Spin – Spin

The figure with a candle and a mirror, which serves to illustrate states and operators, can be manipulated by changing the distance between the states. Another way to manipulate it is by changing the position of the mirror plane. The mirror should reflect states onto further states, and the distance between the states should always be equal.

This can only be achieved in two ways. We already know one solution: if a state is its own mirror image, the number of states will always be an odd number.

If the mirror is positioned exactly in the middle between two states, the number of states will be even, and no state will be its own mirror image.

The simplest scenario thus includes two states. The transition to quantum physics is performed by scaling the distance between the two states by ℏ. These two states have an important function. They can, for example, describe the spin of the electron, spin up and spin down, with plus one half and minus one half in ℏ units.

What modes of vibration correspond to these two states? Those cannot be vibrations on the two-dimensional spherical surface, since they have been fully classified already.

Something new is happening here.
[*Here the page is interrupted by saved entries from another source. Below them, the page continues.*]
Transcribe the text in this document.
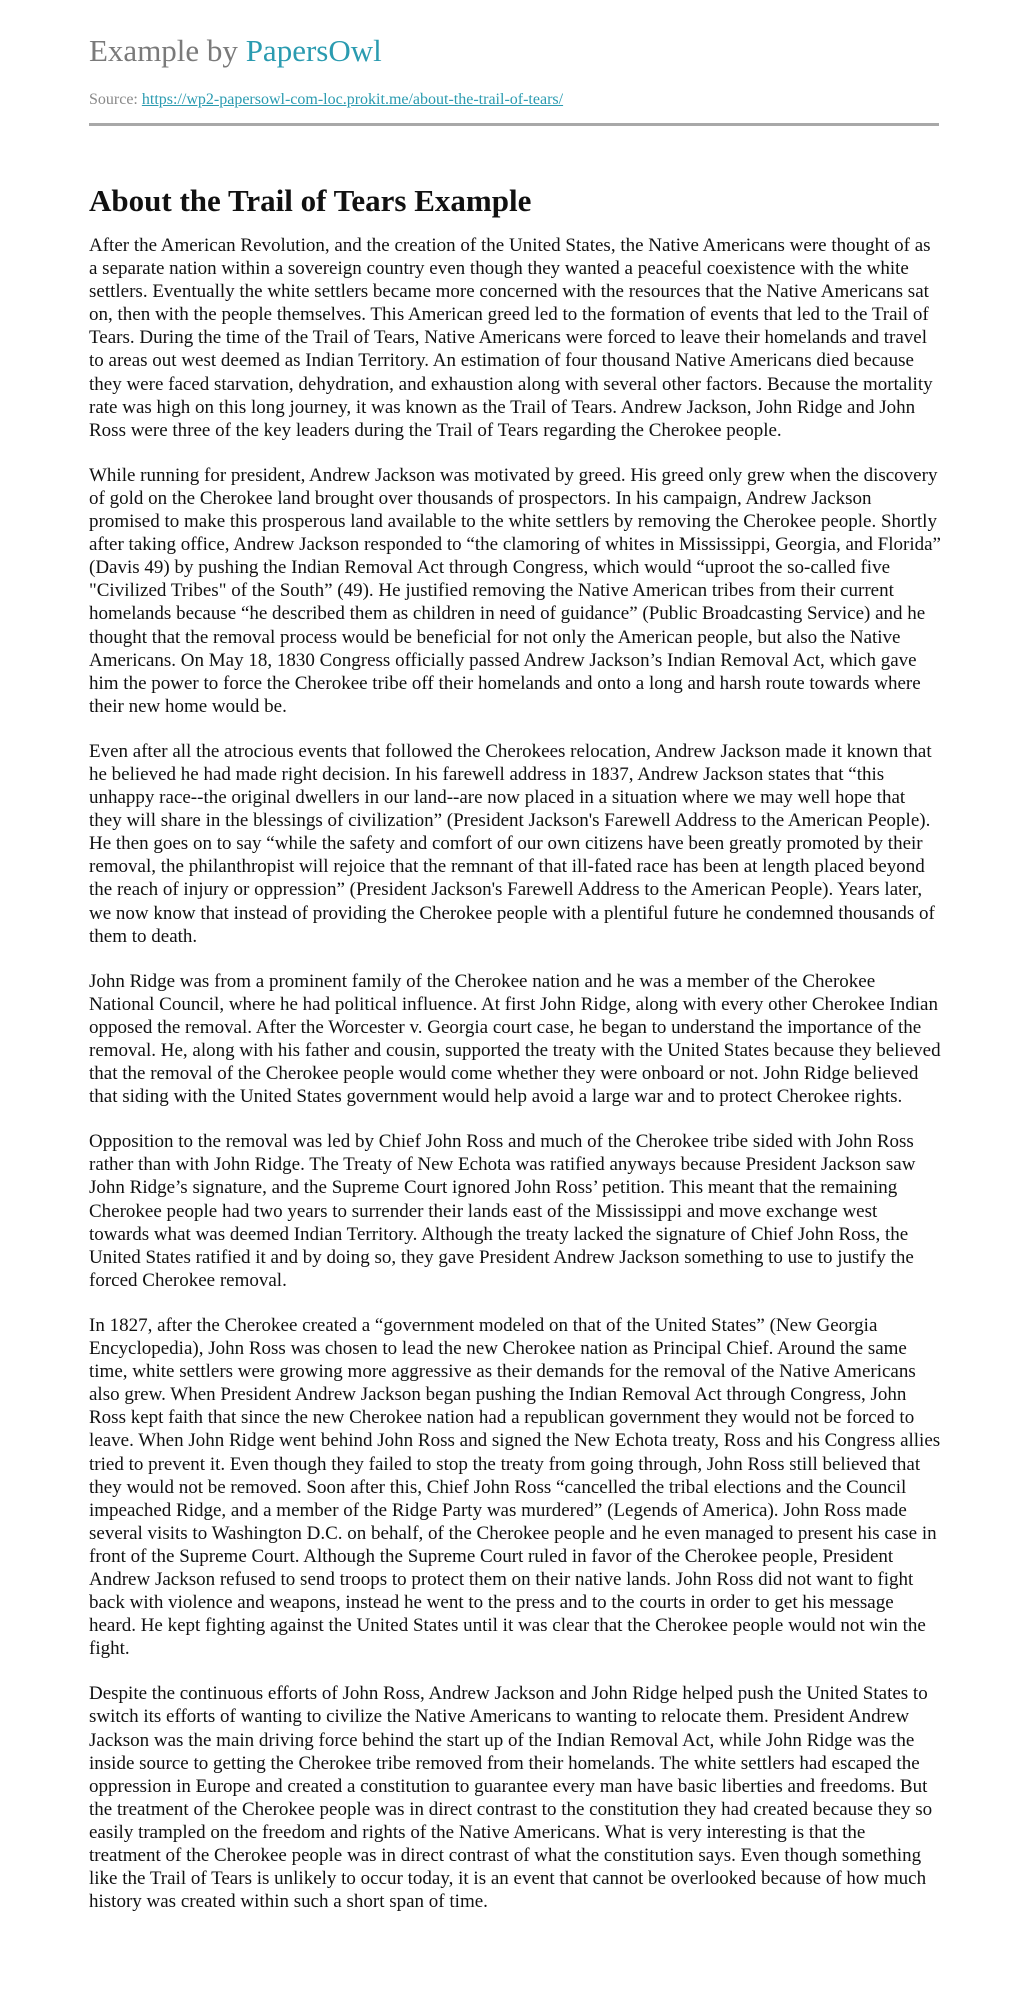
Example by PapersOwl
Source: https://wp2-papersowl-com-loc.prokit.me/about-the-trail-of-tears/
About the Trail of Tears Example

After the American Revolution, and the creation of the United States, the Native Americans were thought of as a separate nation within a sovereign country even though they wanted a peaceful coexistence with the white settlers. Eventually the white settlers became more concerned with the resources that the Native Americans sat on, then with the people themselves. This American greed led to the formation of events that led to the Trail of Tears. During the time of the Trail of Tears, Native Americans were forced to leave their homelands and travel to areas out west deemed as Indian Territory. An estimation of four thousand Native Americans died because they were faced starvation, dehydration, and exhaustion along with several other factors. Because the mortality rate was high on this long journey, it was known as the Trail of Tears. Andrew Jackson, John Ridge and John Ross were three of the key leaders during the Trail of Tears regarding the Cherokee people.

While running for president, Andrew Jackson was motivated by greed. His greed only grew when the discovery of gold on the Cherokee land brought over thousands of prospectors. In his campaign, Andrew Jackson promised to make this prosperous land available to the white settlers by removing the Cherokee people. Shortly after taking office, Andrew Jackson responded to “the clamoring of whites in Mississippi, Georgia, and Florida” (Davis 49) by pushing the Indian Removal Act through Congress, which would “uproot the so-called five "Civilized Tribes" of the South” (49). He justified removing the Native American tribes from their current homelands because “he described them as children in need of guidance” (Public Broadcasting Service) and he thought that the removal process would be beneficial for not only the American people, but also the Native Americans. On May 18, 1830 Congress officially passed Andrew Jackson’s Indian Removal Act, which gave him the power to force the Cherokee tribe off their homelands and onto a long and harsh route towards where their new home would be.

Even after all the atrocious events that followed the Cherokees relocation, Andrew Jackson made it known that he believed he had made right decision. In his farewell address in 1837, Andrew Jackson states that “this unhappy race--the original dwellers in our land--are now placed in a situation where we may well hope that they will share in the blessings of civilization” (President Jackson's Farewell Address to the American People). He then goes on to say “while the safety and comfort of our own citizens have been greatly promoted by their removal, the philanthropist will rejoice that the remnant of that ill-fated race has been at length placed beyond the reach of injury or oppression” (President Jackson's Farewell Address to the American People). Years later, we now know that instead of providing the Cherokee people with a plentiful future he condemned thousands of them to death.

John Ridge was from a prominent family of the Cherokee nation and he was a member of the Cherokee National Council, where he had political influence. At first John Ridge, along with every other Cherokee Indian opposed the removal. After the Worcester v. Georgia court case, he began to understand the importance of the removal. He, along with his father and cousin, supported the treaty with the United States because they believed that the removal of the Cherokee people would come whether they were onboard or not. John Ridge believed that siding with the United States government would help avoid a large war and to protect Cherokee rights.

Opposition to the removal was led by Chief John Ross and much of the Cherokee tribe sided with John Ross rather than with John Ridge. The Treaty of New Echota was ratified anyways because President Jackson saw John Ridge’s signature, and the Supreme Court ignored John Ross’ petition. This meant that the remaining Cherokee people had two years to surrender their lands east of the Mississippi and move exchange west towards what was deemed Indian Territory. Although the treaty lacked the signature of Chief John Ross, the United States ratified it and by doing so, they gave President Andrew Jackson something to use to justify the forced Cherokee removal.

In 1827, after the Cherokee created a “government modeled on that of the United States” (New Georgia Encyclopedia), John Ross was chosen to lead the new Cherokee nation as Principal Chief. Around the same time, white settlers were growing more aggressive as their demands for the removal of the Native Americans also grew. When President Andrew Jackson began pushing the Indian Removal Act through Congress, John Ross kept faith that since the new Cherokee nation had a republican government they would not be forced to leave. When John Ridge went behind John Ross and signed the New Echota treaty, Ross and his Congress allies tried to prevent it. Even though they failed to stop the treaty from going through, John Ross still believed that they would not be removed. Soon after this, Chief John Ross “cancelled the tribal elections and the Council impeached Ridge, and a member of the Ridge Party was murdered” (Legends of America). John Ross made several visits to Washington D.C. on behalf, of the Cherokee people and he even managed to present his case in front of the Supreme Court. Although the Supreme Court ruled in favor of the Cherokee people, President Andrew Jackson refused to send troops to protect them on their native lands. John Ross did not want to fight back with violence and weapons, instead he went to the press and to the courts in order to get his message heard. He kept fighting against the United States until it was clear that the Cherokee people would not win the fight.

Despite the continuous efforts of John Ross, Andrew Jackson and John Ridge helped push the United States to switch its efforts of wanting to civilize the Native Americans to wanting to relocate them. President Andrew Jackson was the main driving force behind the start up of the Indian Removal Act, while John Ridge was the inside source to getting the Cherokee tribe removed from their homelands. The white settlers had escaped the oppression in Europe and created a constitution to guarantee every man have basic liberties and freedoms. But the treatment of the Cherokee people was in direct contrast to the constitution they had created because they so easily trampled on the freedom and rights of the Native Americans. What is very interesting is that the treatment of the Cherokee people was in direct contrast of what the constitution says. Even though something like the Trail of Tears is unlikely to occur today, it is an event that cannot be overlooked because of how much history was created within such a short span of time.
It is possible to demonstrate mathematically that, in the simplest scenario, those are vibrations in four dimensions on a three-dimensional spherical surface.

This spherical surface is a complex geometrical object. In quantum physics, such a four-dimensional state is possible because it cannot be directly observed, and only has an indirect impact.

In classical physics, such a state is simply not possible. This is because four-dimensional vibrational modes that can be directly observed do not exist.

The spin is the first and the most important example of a state that cannot exist in real space, and therefore represents a purely quantum mechanical phenomenon. What we are able to see is, so to speak, a projection into the real three dimensions. Let’s define the z-axis from the bottom up, as usual. In relation to the z-axis, the spin up state points upwards, and the spin down state points downwards.

We can project the three-dimensional spherical surface onto a conventional, two-dimensional spherical surface, whose north and south poles correspond to the states spin up and spin down.
These two basic spin states exist alongside the potential superposition states of these vibrations, such as “spin up + spin down”, or “spin up – spin down”.

The geometric representation would be a spin pointing in the direction of +y or –y. By way of analogy, the spin can also point in the direction +x or –x.

The spin in the three-dimensional space can thus point in any direction. This is indicated here by the direction of the large red arrow.

Each point on the sphere corresponds to the spin state which points in that spatial direction. All potential spin orientations of this so-called qubit yield a two-dimensional spherical surface, the so-called Bloch sphere.